Given my choice, if I needed the production capacity and speed of an SLR, I would clearly be looking for a matthison 202, mattison 404 or one of the diels. These are solid cast iron machines that once dialed in can run for the rest of your days on this orb. They just may need a bit of chain work.

Good Luck...

Dino Makropoulos
12-27-2005, 7:32 PM
Some of these have whats known as a glue line option which puts a jointed edge on a board. I was very impressed for sure.

Good Luck...

Hi Dev.
I never use or even saw one of this "Straight line rip's" with the glue line "option".:confused:
Some of them cut so good, that they guarantee a Glue Line "Accuracy".:cool:
Yours

Jay T. Marlin
12-27-2005, 8:52 PM
SLRs are awesome. They pretty much eliminate edge jointing.

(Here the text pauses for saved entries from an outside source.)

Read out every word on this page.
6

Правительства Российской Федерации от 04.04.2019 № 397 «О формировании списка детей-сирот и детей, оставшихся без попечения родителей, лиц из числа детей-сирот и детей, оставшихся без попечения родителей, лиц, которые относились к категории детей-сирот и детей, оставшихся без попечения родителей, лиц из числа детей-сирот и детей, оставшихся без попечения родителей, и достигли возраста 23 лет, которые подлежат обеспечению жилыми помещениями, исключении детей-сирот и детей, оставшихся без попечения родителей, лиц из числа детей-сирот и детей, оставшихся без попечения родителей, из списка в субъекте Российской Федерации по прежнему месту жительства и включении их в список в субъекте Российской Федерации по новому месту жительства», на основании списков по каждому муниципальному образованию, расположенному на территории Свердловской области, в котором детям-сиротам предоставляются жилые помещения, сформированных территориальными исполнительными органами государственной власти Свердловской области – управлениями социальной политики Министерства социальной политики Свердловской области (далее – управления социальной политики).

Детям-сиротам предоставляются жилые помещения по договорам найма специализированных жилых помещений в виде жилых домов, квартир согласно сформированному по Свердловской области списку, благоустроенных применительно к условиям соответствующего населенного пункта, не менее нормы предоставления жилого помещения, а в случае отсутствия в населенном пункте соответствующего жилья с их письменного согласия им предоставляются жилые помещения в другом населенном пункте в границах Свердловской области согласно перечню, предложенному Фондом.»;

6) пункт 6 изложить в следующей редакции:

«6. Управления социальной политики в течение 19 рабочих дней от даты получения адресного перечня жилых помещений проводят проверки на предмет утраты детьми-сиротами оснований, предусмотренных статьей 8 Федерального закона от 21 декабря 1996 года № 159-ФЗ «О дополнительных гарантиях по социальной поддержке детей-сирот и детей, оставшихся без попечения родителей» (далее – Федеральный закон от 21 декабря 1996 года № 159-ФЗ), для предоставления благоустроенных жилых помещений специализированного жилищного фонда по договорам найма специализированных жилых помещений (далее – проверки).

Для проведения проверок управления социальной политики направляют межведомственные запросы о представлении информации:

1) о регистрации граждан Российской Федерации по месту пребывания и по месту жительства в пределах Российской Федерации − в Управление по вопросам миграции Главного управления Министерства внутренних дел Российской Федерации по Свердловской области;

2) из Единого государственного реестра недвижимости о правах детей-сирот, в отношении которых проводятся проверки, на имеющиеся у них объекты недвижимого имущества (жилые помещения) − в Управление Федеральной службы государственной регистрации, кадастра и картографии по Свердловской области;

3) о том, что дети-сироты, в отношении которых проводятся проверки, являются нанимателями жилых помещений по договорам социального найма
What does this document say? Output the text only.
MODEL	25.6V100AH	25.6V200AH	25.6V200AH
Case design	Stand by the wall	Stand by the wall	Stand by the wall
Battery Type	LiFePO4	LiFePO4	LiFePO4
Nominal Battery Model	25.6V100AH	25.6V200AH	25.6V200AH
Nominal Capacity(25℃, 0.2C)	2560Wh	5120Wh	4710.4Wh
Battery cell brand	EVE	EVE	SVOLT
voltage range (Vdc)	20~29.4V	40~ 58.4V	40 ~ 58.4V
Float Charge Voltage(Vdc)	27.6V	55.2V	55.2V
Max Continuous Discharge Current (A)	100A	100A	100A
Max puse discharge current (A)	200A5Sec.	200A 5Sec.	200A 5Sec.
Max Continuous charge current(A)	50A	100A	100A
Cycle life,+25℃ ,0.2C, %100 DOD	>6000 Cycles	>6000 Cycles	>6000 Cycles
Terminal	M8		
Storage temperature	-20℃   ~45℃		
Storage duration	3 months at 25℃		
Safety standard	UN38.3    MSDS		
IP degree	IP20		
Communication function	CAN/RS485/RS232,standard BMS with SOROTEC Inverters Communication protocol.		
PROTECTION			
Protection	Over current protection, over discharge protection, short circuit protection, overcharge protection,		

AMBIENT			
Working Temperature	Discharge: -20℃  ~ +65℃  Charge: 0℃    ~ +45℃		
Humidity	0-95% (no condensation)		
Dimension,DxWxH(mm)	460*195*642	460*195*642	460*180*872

Take a look at gang rip saws if you want to double your speed. Good ones like those from extrema use a chain drive and a PLC controlled 2nd arbor. A return conveyor allows for 1-man operation.

As for your cutting procedure, cross cut to rough length first (if you have something like 12' board and want three 4' pieces out of it). Then do a final cross cut to exact length after everything else is done. You can't ensure square ends if you crosscut to length first, and without a rough crosscut, you're going to waste a lot of wood when jointing/planing.

In the case of door rails/stiles, I wouldn't hesitate to rough cut your pieces to 6-8' in length and then xcut them later.

tod evans
12-28-2005, 6:36 AM
i`ll go with jay on this one, a gang-rip is the production saw of choice. if you`re prepping enough lumber to justify a straight-line just skip the intermediate step and go with a gang-rip. stackable arbors will come in price wise not much higher than a straight-line and the quantity out the back side will amaze you. i don`t know what your needs are but i`ve been drooling over scmi`s package deal for a couple of years, it`s a gang-rip, knife grinder and moulder for a substantial savings over the singles....nowhere near 10k though. but if you`re eyeing straight-line saws your production is creeping up to the big boy level and you should at least look at your options........02 tod

J.R. Rutter
12-28-2005, 3:27 PM
I do so many different frame widths that i would want remote controlled blade spacing on a gang rip! I'm not running a moulder, just milling stock for cabinet doors - both panels and frames, drawer faces, face frames, etc...

Many times, my stock is such that I straight rip first by eye on the TS, using the fenceonly on high points of the edge. Then finish rip after crosscutting, facing, thicknessing, and edge jointing. A SLR would be faster and safer for roughing, and if it eliminated the jointer for edges, so much the better!